5. Shree Sadar Patel Seva Samaj V. Commissioner of Service Tax, Ahamedabad - [2009 -TMI - 32356 - CESTAT, AHMEDABAD]

            The appellant is not disputing the confirmation of demand of tax. The prayer in the appeal is only to set aside the quantum of penalty of identical amount imposed under Sec. 76 and of Rs.10000/- imposed under Sec. 77 of the Act. The appellant contended that there is no intention to evade duty inasmuch as they are charitable trust and on coming to know their liability have come forward on their own to pay tax and interest without intervention of the Department. The Department also agrees that on the face of evidence of bona fide of the appellants the provisions of Sec. 80 of the Act would apply. In view of the above the tribunal set aside the penalties imposed upon the appellant.

6. Alpha Polypropylene V. Commissioner of Customs, Central Excise & Service Tax, Daman - [2009 -TMI - 33254 - CESTAT AHMEDABAD]

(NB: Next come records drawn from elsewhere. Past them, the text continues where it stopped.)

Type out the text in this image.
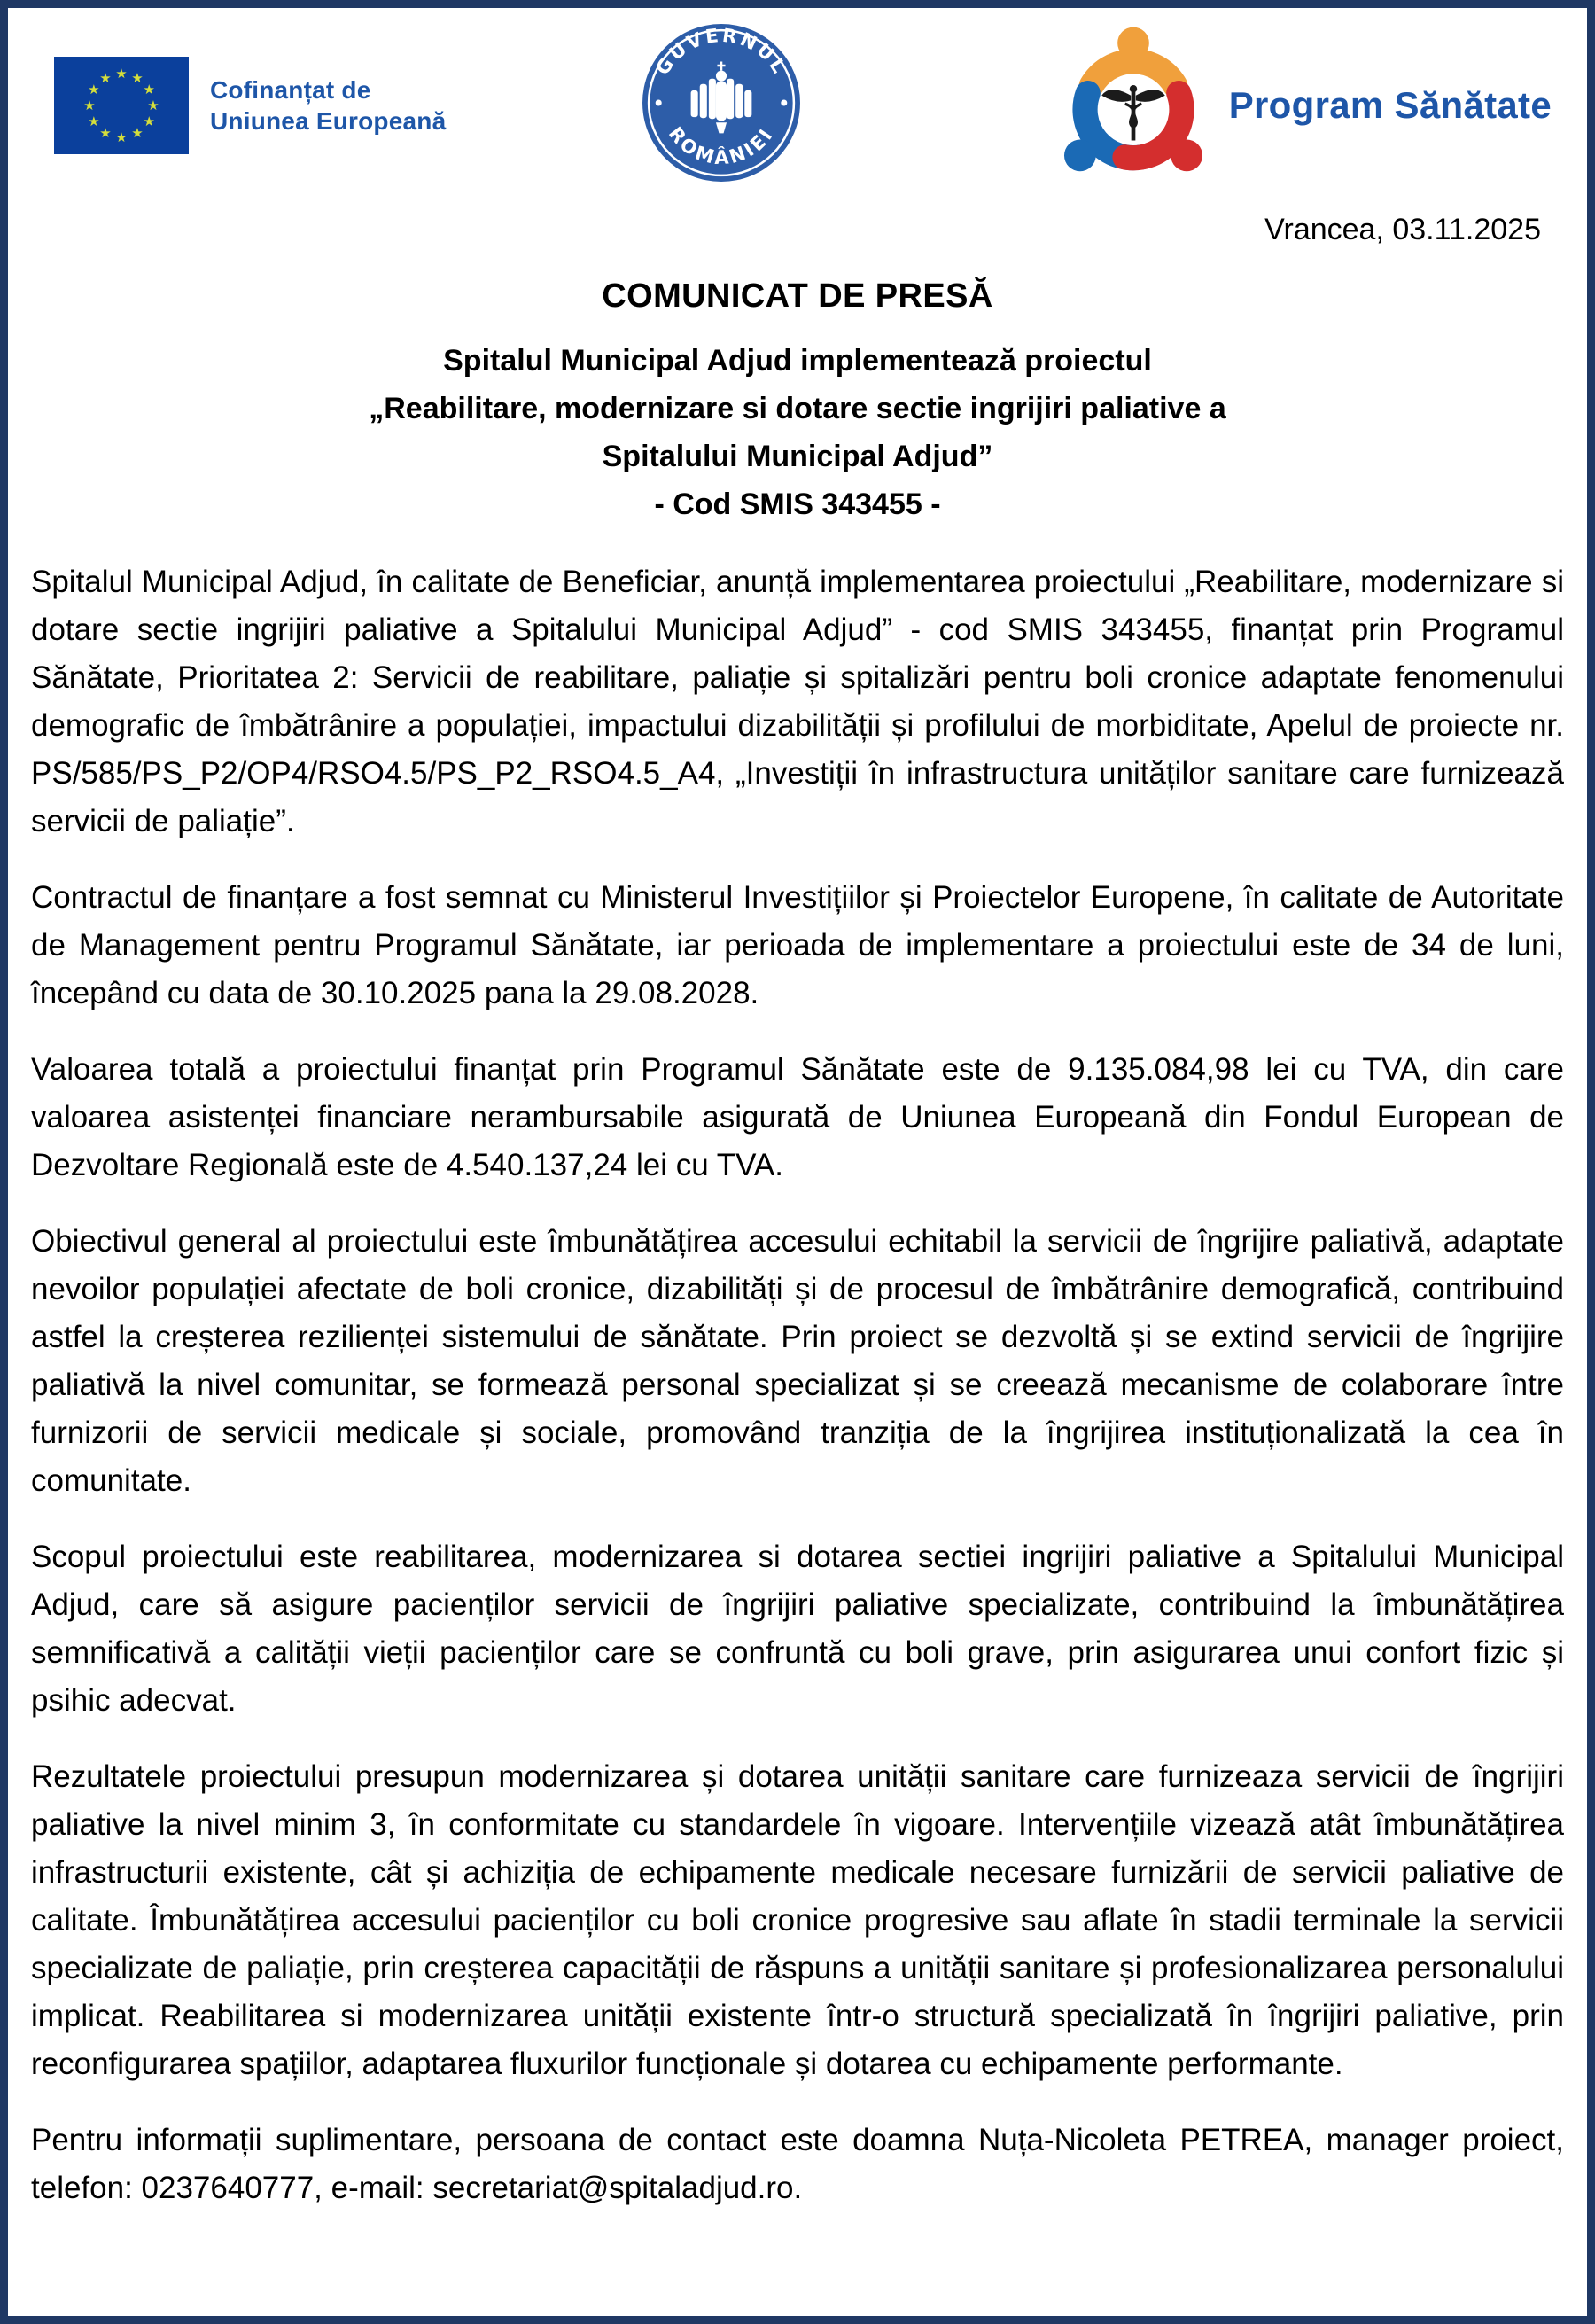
★ ★
★
★
★
★
★
★
★
★
★
★	Cofinanțat de
Uniunea Europeană
GUVERNUL
ROMÂNIEI
Program Sănătate
Vrancea, 03.11.2025
COMUNICAT DE PRESĂ
Spitalul Municipal Adjud implementează proiectul
„Reabilitare, modernizare si dotare sectie ingrijiri paliative a
Spitalului Municipal Adjud”
- Cod SMIS 343455 -

Spitalul Municipal Adjud, în calitate de Beneficiar, anunță implementarea proiectului „Reabilitare, modernizare si dotare sectie ingrijiri paliative a Spitalului Municipal Adjud” - cod SMIS 343455, finanțat prin Programul Sănătate, Prioritatea 2: Servicii de reabilitare, paliație și spitalizări pentru boli cronice adaptate fenomenului demografic de îmbătrânire a populației, impactului dizabilității și profilului de morbiditate, Apelul de proiecte nr. PS/585/PS_P2/OP4/RSO4.5/PS_P2_RSO4.5_A4, „Investiții în infrastructura unităților sanitare care furnizează servicii de paliație”.

Contractul de finanțare a fost semnat cu Ministerul Investițiilor și Proiectelor Europene, în calitate de Autoritate de Management pentru Programul Sănătate, iar perioada de implementare a proiectului este de 34 de luni, începând cu data de 30.10.2025 pana la 29.08.2028.

Valoarea totală a proiectului finanțat prin Programul Sănătate este de 9.135.084,98 lei cu TVA, din care valoarea asistenței financiare nerambursabile asigurată de Uniunea Europeană din Fondul European de Dezvoltare Regională este de 4.540.137,24 lei cu TVA.

Obiectivul general al proiectului este îmbunătățirea accesului echitabil la servicii de îngrijire paliativă, adaptate nevoilor populației afectate de boli cronice, dizabilități și de procesul de îmbătrânire demografică, contribuind astfel la creșterea rezilienței sistemului de sănătate. Prin proiect se dezvoltă și se extind servicii de îngrijire paliativă la nivel comunitar, se formează personal specializat și se creează mecanisme de colaborare între furnizorii de servicii medicale și sociale, promovând tranziția de la îngrijirea instituționalizată la cea în comunitate.

Scopul proiectului este reabilitarea, modernizarea si dotarea sectiei ingrijiri paliative a Spitalului Municipal Adjud, care să asigure pacienților servicii de îngrijiri paliative specializate, contribuind la îmbunătățirea semnificativă a calității vieții pacienților care se confruntă cu boli grave, prin asigurarea unui confort fizic și psihic adecvat.

Rezultatele proiectului presupun modernizarea și dotarea unității sanitare care furnizeaza servicii de îngrijiri paliative la nivel minim 3, în conformitate cu standardele în vigoare. Intervențiile vizează atât îmbunătățirea infrastructurii existente, cât și achiziția de echipamente medicale necesare furnizării de servicii paliative de calitate. Îmbunătățirea accesului pacienților cu boli cronice progresive sau aflate în stadii terminale la servicii specializate de paliație, prin creșterea capacității de răspuns a unității sanitare și profesionalizarea personalului implicat. Reabilitarea si modernizarea unității existente într-o structură specializată în îngrijiri paliative, prin reconfigurarea spațiilor, adaptarea fluxurilor funcționale și dotarea cu echipamente performante.

Pentru informații suplimentare, persoana de contact este doamna Nuța-Nicoleta PETREA, manager proiect, telefon: 0237640777, e-mail: secretariat@spitaladjud.ro.
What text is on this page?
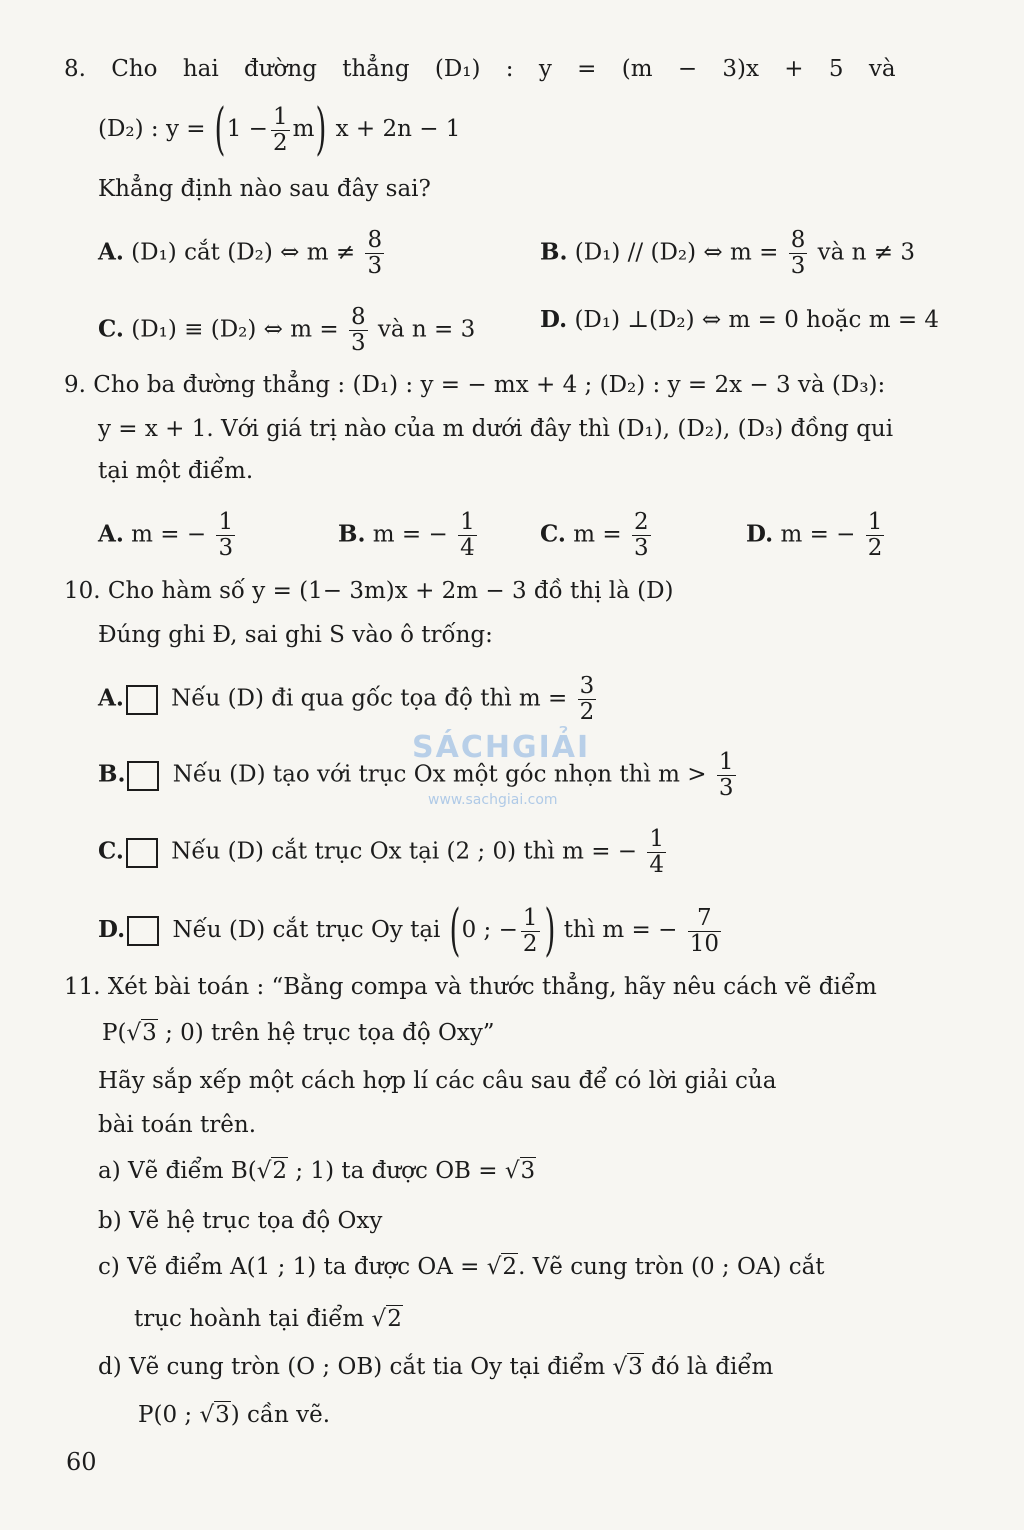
8. Cho hai đường thẳng (D₁) : y = (m − 3)x + 5 và
(D₂) : $y = (1 - \frac{1}{2} m)$ x + 2n − 1
Khẳng định nào sau đây sai?
A. (D₁) cắt (D₂) ⇔ $m \ne \frac{8}{3}$	B. (D₁) // (D₂) ⇔ $m = \frac{8}{3}$ và n ≠ 3
C. (D₁) ≡ (D₂) ⇔ $m = \frac{8}{3}$ và n = 3	D. (D₁) ⊥(D₂) ⇔ m = 0 hoặc m = 4
9. Cho ba đường thẳng : (D₁) : y = − mx + 4 ; (D₂) : y = 2x − 3 và (D₃):
y = x + 1. Với giá trị nào của m dưới đây thì (D₁), (D₂), (D₃) đồng qui
tại một điểm.
A. m = − $\frac{1}{3}$	B. m = − $\frac{1}{4}$	C. $m = \frac{2}{3}$	D. m = − $\frac{1}{2}$
10. Cho hàm số y = (1− 3m)x + 2m − 3 đồ thị là (D)
Đúng ghi Đ, sai ghi S vào ô trống:
A. Nếu (D) đi qua gốc tọa độ thì $m = \frac{3}{2}$
B. Nếu (D) tạo với trục Ox một góc nhọn thì $m > \frac{1}{3}$
C. Nếu (D) cắt trục Ox tại (2 ; 0) thì m = − $\frac{1}{4}$
D. Nếu (D) cắt trục Oy tại (0 ; − $\frac{1}{2}$ ) thì m = − $\frac{7}{10}$
11. Xét bài toán : “Bằng compa và thước thẳng, hãy nêu cách vẽ điểm
P(√3 ; 0) trên hệ trục tọa độ Oxy”
Hãy sắp xếp một cách hợp lí các câu sau để có lời giải của
bài toán trên.
a) Vẽ điểm B(√2 ; 1) ta được OB = √3
b) Vẽ hệ trục tọa độ Oxy
c) Vẽ điểm A(1 ; 1) ta được OA = √2. Vẽ cung tròn (0 ; OA) cắt
trục hoành tại điểm √2
d) Vẽ cung tròn (O ; OB) cắt tia Oy tại điểm √3 đó là điểm
P(0 ; √3) cần vẽ.
SÁCHGIẢI
www.sachgiai.com
60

            The Asst. Commissioner vide his order dated 31.12.2004 confirmed the duty of Rs.21,93,742/- as service tax and imposed penalty on an identical amount under Sec. 78. However the penalty of Rs.1,67,400/- was imposed by him under Sec. 76 of the Finance Act. Appeal was filed before the Commissioner (Appeals). In the mean time the Commissioner, in his revisionary power, enhanced the penalty from Rs.1,67,400/- to Rs.21,93,742/- which is equivalent to the tax amount. Appeal is filed against the order of revision. In the mean time Commissioner (Appeals) set aside the penalty imposed. In view of the developments the tribunal allowed the petition.